Плеснулось желтое пламя, я замер в позе закрывшего глаз ладонью грешника из Сикстинской капеллы.
– Покажи, что ты натворил, – кричала она, но я лишь делал свободной рукой успокоительные жесты: ничего, мол, ничего, сейчас пройдет.
Слезы текли, но глаз видел. Ты сумасшедший, повторяла она, утирая мне слезы бумажной салфеткой, – я не сумасшедший, я просто дурак, повторял я.
– А у нас в леспромхозе говорили: я на дураков не обижаюсь.
Я покаянно обхватил ее колени, и она уже не воспрепятствовала. Я начал подниматься все выше, выше и выше, преодолевая боль в паху и в глазу. Под балахоном у нее ничего не было, и, несмотря на ее слабеющее сопротивление, мы прокружились тем же путем, что и в первый раз, и закончили ровно на том же месте. Но теперь это было не просто счастье, это было спасение от, казалось бы, уже свершившейся гибели. И вдруг по моей щеке снова поползли ее слезинки: а потом так же будешь лежать с ней…
– Я же тебе сказал: я с ней полностью расплатился. Забудь, это был просто дурной сон. Мне кажется даже, что ты не только последняя – ты первая моя любовь. Хотя я вроде бы черт знает сколько лет любил одну пламенную сионистку… Она действительно отдала жизнь сионистской сказке – превратилась в зачуханную поселковую портниху. Никуда не ездит, ничего не читает…
– Как бы я хотела!.. Жить в Израиле и читать только главную книгу!
И волосы у меня на ногах вновь стали дыбом от ужаса.
В тот вечер нам опять удается разойтись лишь под утро. Но сходимся мы что-то нерадостные. Мне приснилось, что я стою перед гинекологическим креслом, точнее, перед раскрытой вагиной, и понимаю, что мне нужно что-то с нею делать. И меня охватывает такая тоскливая скука… А Женя тоже сидела с увядшей вишенкой:
– Мне приснилось, что я невеста и прошу у цветочницы букетик. А она дает мне мокрые лилии, они у нее висят, как плети. Я говорю: что вы мне даете, я же невеста, видите, у меня белое платьице. А тетка смеется: какая ты невеста, посмотри наверх. Я смотрю – а надо мной вода качается…

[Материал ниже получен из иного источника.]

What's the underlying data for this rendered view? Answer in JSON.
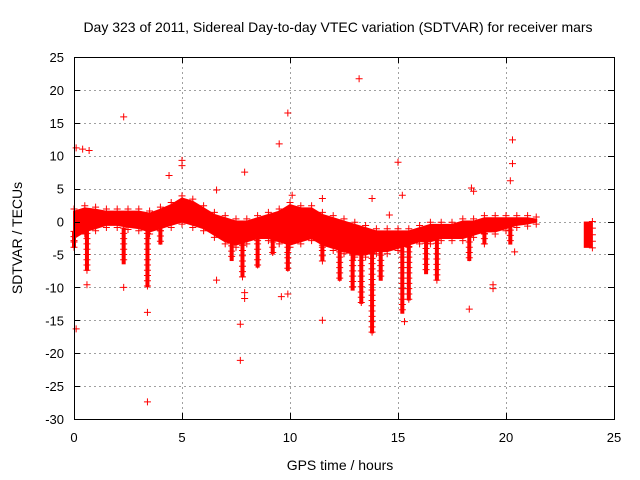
{
  "chart_data": {
    "type": "scatter",
    "title": "Day 323 of 2011, Sidereal Day-to-day VTEC variation (SDTVAR) for receiver mars",
    "xlabel": "GPS time / hours",
    "ylabel": "SDTVAR / TECUs",
    "xlim": [
      0,
      25
    ],
    "ylim": [
      -30,
      25
    ],
    "xticks": [
      0,
      5,
      10,
      15,
      20,
      25
    ],
    "yticks": [
      -30,
      -25,
      -20,
      -15,
      -10,
      -5,
      0,
      5,
      10,
      15,
      20,
      25
    ],
    "xtick_labels": [
      "0",
      "5",
      "10",
      "15",
      "20",
      "25"
    ],
    "ytick_labels": [
      "-30",
      "-25",
      "-20",
      "-15",
      "-10",
      "-5",
      "0",
      "5",
      "10",
      "15",
      "20",
      "25"
    ],
    "grid": true,
    "marker": "+",
    "color": "#ff0000",
    "series": [
      {
        "name": "SDTVAR",
        "band": {
          "x": [
            0.0,
            0.5,
            1.0,
            1.5,
            2.0,
            2.5,
            3.0,
            3.5,
            4.0,
            4.5,
            5.0,
            5.5,
            6.0,
            6.5,
            7.0,
            7.5,
            8.0,
            8.5,
            9.0,
            9.5,
            10.0,
            10.5,
            11.0,
            11.5,
            12.0,
            12.5,
            13.0,
            13.5,
            14.0,
            14.5,
            15.0,
            15.5,
            16.0,
            16.5,
            17.0,
            17.5,
            18.0,
            18.5,
            19.0,
            19.5,
            20.0,
            20.5,
            21.0,
            21.4
          ],
          "low": [
            -2.5,
            -1.5,
            -1.0,
            -0.5,
            -0.5,
            -0.8,
            -1.0,
            -1.5,
            -1.0,
            -0.5,
            0.0,
            -0.5,
            -1.0,
            -2.0,
            -3.0,
            -3.5,
            -3.0,
            -2.5,
            -2.5,
            -3.0,
            -3.5,
            -3.0,
            -2.5,
            -3.5,
            -4.0,
            -4.5,
            -5.0,
            -5.0,
            -4.5,
            -4.5,
            -4.0,
            -3.5,
            -3.0,
            -3.0,
            -2.5,
            -2.5,
            -2.5,
            -2.0,
            -1.5,
            -1.5,
            -1.0,
            -0.5,
            -0.3,
            0.0
          ],
          "high": [
            1.5,
            2.0,
            1.8,
            1.5,
            1.5,
            1.5,
            1.5,
            1.2,
            1.8,
            2.5,
            3.5,
            3.0,
            2.0,
            1.0,
            0.5,
            0.0,
            0.0,
            0.5,
            1.0,
            1.5,
            2.5,
            2.0,
            2.0,
            1.0,
            0.5,
            0.0,
            -0.5,
            -1.0,
            -1.5,
            -1.5,
            -1.5,
            -1.5,
            -1.0,
            -0.5,
            -0.5,
            -0.5,
            0.0,
            0.0,
            0.5,
            0.5,
            0.5,
            0.5,
            0.5,
            0.3
          ]
        },
        "tails": [
          {
            "x": 0.0,
            "from": -1.5,
            "to": -4.0
          },
          {
            "x": 0.6,
            "from": -1.0,
            "to": -7.5
          },
          {
            "x": 2.3,
            "from": -1.0,
            "to": -6.5
          },
          {
            "x": 3.4,
            "from": -1.0,
            "to": -10.0
          },
          {
            "x": 4.0,
            "from": 1.0,
            "to": -3.5
          },
          {
            "x": 7.3,
            "from": -0.5,
            "to": -6.0
          },
          {
            "x": 7.8,
            "from": -2.0,
            "to": -8.5
          },
          {
            "x": 8.5,
            "from": -1.0,
            "to": -7.0
          },
          {
            "x": 9.2,
            "from": -1.5,
            "to": -5.0
          },
          {
            "x": 9.9,
            "from": -1.5,
            "to": -7.5
          },
          {
            "x": 11.5,
            "from": -2.0,
            "to": -6.0
          },
          {
            "x": 12.3,
            "from": -3.0,
            "to": -9.0
          },
          {
            "x": 12.9,
            "from": -3.5,
            "to": -10.5
          },
          {
            "x": 13.3,
            "from": -3.5,
            "to": -12.5
          },
          {
            "x": 13.8,
            "from": -4.0,
            "to": -17.0
          },
          {
            "x": 14.2,
            "from": -3.5,
            "to": -9.0
          },
          {
            "x": 15.2,
            "from": -3.0,
            "to": -14.0
          },
          {
            "x": 15.5,
            "from": -3.0,
            "to": -12.0
          },
          {
            "x": 16.3,
            "from": -2.5,
            "to": -8.0
          },
          {
            "x": 16.8,
            "from": -2.5,
            "to": -9.0
          },
          {
            "x": 18.3,
            "from": -1.5,
            "to": -6.0
          },
          {
            "x": 19.0,
            "from": -1.0,
            "to": -3.5
          },
          {
            "x": 20.2,
            "from": -0.5,
            "to": -3.5
          }
        ],
        "late_segment": {
          "x_start": 23.6,
          "x_end": 24.0,
          "low": -4.0,
          "high": 0.0
        },
        "outliers": [
          [
            0.1,
            11.2
          ],
          [
            0.4,
            11.0
          ],
          [
            0.7,
            10.8
          ],
          [
            0.1,
            -16.3
          ],
          [
            0.6,
            -9.6
          ],
          [
            2.3,
            15.9
          ],
          [
            2.3,
            -10.0
          ],
          [
            3.4,
            -13.8
          ],
          [
            3.4,
            -27.4
          ],
          [
            4.4,
            7.0
          ],
          [
            5.0,
            9.3
          ],
          [
            5.0,
            8.5
          ],
          [
            6.6,
            4.8
          ],
          [
            6.6,
            -8.9
          ],
          [
            7.7,
            -15.6
          ],
          [
            7.7,
            -21.1
          ],
          [
            7.9,
            7.5
          ],
          [
            7.9,
            -11.7
          ],
          [
            7.9,
            -10.8
          ],
          [
            9.5,
            11.8
          ],
          [
            9.6,
            -11.4
          ],
          [
            9.9,
            16.5
          ],
          [
            9.9,
            -11.0
          ],
          [
            10.1,
            4.0
          ],
          [
            11.5,
            3.5
          ],
          [
            11.5,
            -15.0
          ],
          [
            13.2,
            21.7
          ],
          [
            13.8,
            3.5
          ],
          [
            14.6,
            1.0
          ],
          [
            15.0,
            9.0
          ],
          [
            15.2,
            4.0
          ],
          [
            15.3,
            -15.2
          ],
          [
            18.3,
            -13.3
          ],
          [
            18.4,
            5.1
          ],
          [
            18.5,
            4.6
          ],
          [
            19.4,
            -9.6
          ],
          [
            19.4,
            -10.2
          ],
          [
            20.2,
            6.2
          ],
          [
            20.3,
            12.4
          ],
          [
            20.3,
            8.8
          ],
          [
            20.4,
            -4.6
          ]
        ]
      }
    ]
  }
}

Кажется, я сейчас тоже заплачу. Я обнимаю ее за ссутулившуюся спинку:
– Разве Тора разрешает верить всяким дурацким снам?
– После сна нельзя говорить о мистическом, пока не вымоешь руки. Ты хоть помнишь, с кем ты сейчас? Нет, от тебя верности не дождешься, надо держаться за кровных родственников. Все, пойду звонить в
Грозный, я кое-что там надыбала.
Еще и Грозный на мою голову… Я слышал, как она в соседней комнате с азартной истошнинкой кричала кому-то: “Борсов Михаил Иванович! Но это его так в детском доме назвали, сам он не помнит! Да, я писала – в Ежовске!” И ведь я сразу раскусил, что ее дурь сильнее моей, – и все-таки заглотил наживку с разлапистым крючком… Теперь придется выдирать вместе с кишками.
– Давайте по буквам! – восторженно вскрикивала она, и меня даже сейчас против воли обдавало нежностью – ну, влип…
Блуждая взглядом по отвергавшему меня приюту, я тщетно поискал сочувствия у Баруха Гольдштейна – ему, как всегда, было не до меня.
Она возникла передо мною немножко потная и беспредельно счастливая:
– Похоже, это мой дядя. Иса Хаджи. Мер-за-но-вич. Хаджимерзанович.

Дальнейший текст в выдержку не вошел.